• Amar Adiya

Medvedev’s Bear Hug of Mongolia on the 100th Anniversary

Medvedev and Khurelsukh in 2019

Prime Minister Khurelsukh invited Russian Deputy Chairman of the Security Council Dmitry Medvedev to Mongolia next year to celebrate the 100th anniversary of Mongolia-Russian diplomatic relations. Reportedly, Foreign Minister Lavrov may visit Mongolia soon to lay grounds for the centennial celebrations and step up Russian interests in the country.

The centennial celebration is a significant milestone and is expected to be marked with a lot of pompous events and an exchange of visits at the highest level.

It is not clear whether President Putin will visit again after Khalkhyn Gol victory celebration last year.

President Battulga missed Putin’s 75th celebration of the WWII Victory parade this June due to the domestic election, which probably didn’t go down too well with the Russians.

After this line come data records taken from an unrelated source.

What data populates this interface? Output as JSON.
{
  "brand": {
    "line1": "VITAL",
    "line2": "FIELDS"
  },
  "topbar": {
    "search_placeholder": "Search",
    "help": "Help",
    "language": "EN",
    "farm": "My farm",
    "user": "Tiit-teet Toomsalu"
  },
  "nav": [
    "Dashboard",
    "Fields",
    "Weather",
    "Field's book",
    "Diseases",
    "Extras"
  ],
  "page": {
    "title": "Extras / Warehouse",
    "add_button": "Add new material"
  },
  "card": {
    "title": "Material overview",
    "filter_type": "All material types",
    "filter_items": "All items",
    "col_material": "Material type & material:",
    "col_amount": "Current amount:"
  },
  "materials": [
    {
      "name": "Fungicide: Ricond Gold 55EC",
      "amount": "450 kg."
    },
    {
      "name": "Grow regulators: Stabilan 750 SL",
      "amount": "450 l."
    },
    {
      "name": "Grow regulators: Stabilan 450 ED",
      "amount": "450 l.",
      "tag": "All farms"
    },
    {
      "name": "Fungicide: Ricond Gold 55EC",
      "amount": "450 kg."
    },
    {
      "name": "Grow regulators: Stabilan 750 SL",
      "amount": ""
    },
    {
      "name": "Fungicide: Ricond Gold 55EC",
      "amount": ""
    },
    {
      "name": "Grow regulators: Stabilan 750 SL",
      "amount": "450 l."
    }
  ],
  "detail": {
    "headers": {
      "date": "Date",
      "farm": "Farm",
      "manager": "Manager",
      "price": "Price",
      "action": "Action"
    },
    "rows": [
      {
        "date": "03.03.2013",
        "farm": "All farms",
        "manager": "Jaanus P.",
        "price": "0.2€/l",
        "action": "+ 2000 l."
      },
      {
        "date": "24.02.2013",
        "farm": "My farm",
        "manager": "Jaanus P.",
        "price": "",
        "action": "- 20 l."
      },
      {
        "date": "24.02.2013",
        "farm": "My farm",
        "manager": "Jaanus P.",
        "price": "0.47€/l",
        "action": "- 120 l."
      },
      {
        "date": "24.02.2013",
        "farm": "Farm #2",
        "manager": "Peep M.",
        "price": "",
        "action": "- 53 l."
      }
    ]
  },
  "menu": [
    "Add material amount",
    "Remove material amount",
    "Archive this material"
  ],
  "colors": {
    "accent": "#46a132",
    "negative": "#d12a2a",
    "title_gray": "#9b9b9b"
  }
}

On top of that, the Russian Ambassador in Ulaanbaatar took offence in June when the national TV broadcaster decided to stop transmitting the victory parade live from Moscow at the last minute.

But Mongolia had its own reason - June 24 was the parliamentary election day and the national TV thought that broadcasting the parade could sway votes.

The Russian Embassy castigated the Mongolian TV channel on Facebook and prompted a furious reaction from the Mongolian public.

As the country is becoming more important to Russia for its strategic goals in the region, Medvedev and Lavrov will likely press Mongolian leaders to take more concrete steps in siding with emerging partnership (not alliance) between China and Russia, which would be well positioned to counter the US-led Quad's overtures.

Mongolia has been skilfully fending off neighbors' pressures to join Shanghai Cooperation Organization and Eurasian Economic Union for many years.

On a practical level, the key thing to watch in coming months is to what extent Gazprom’s “Power of Siberia 2” will progress, on which Khurelsukh banks a lot to build credits for potential presidential bids next year.

The pipeline is projected to run for almost 2,000 km, carrying up to 50bn m3 per year of gas from the Russian Arctic through Mongolia to China. Mongolia wants $1 billion in transit fees annually. Almost-free gas could solve the winter air pollution in Ulaanbaatar and could strengthen Russian interests in Mongolia in coming years.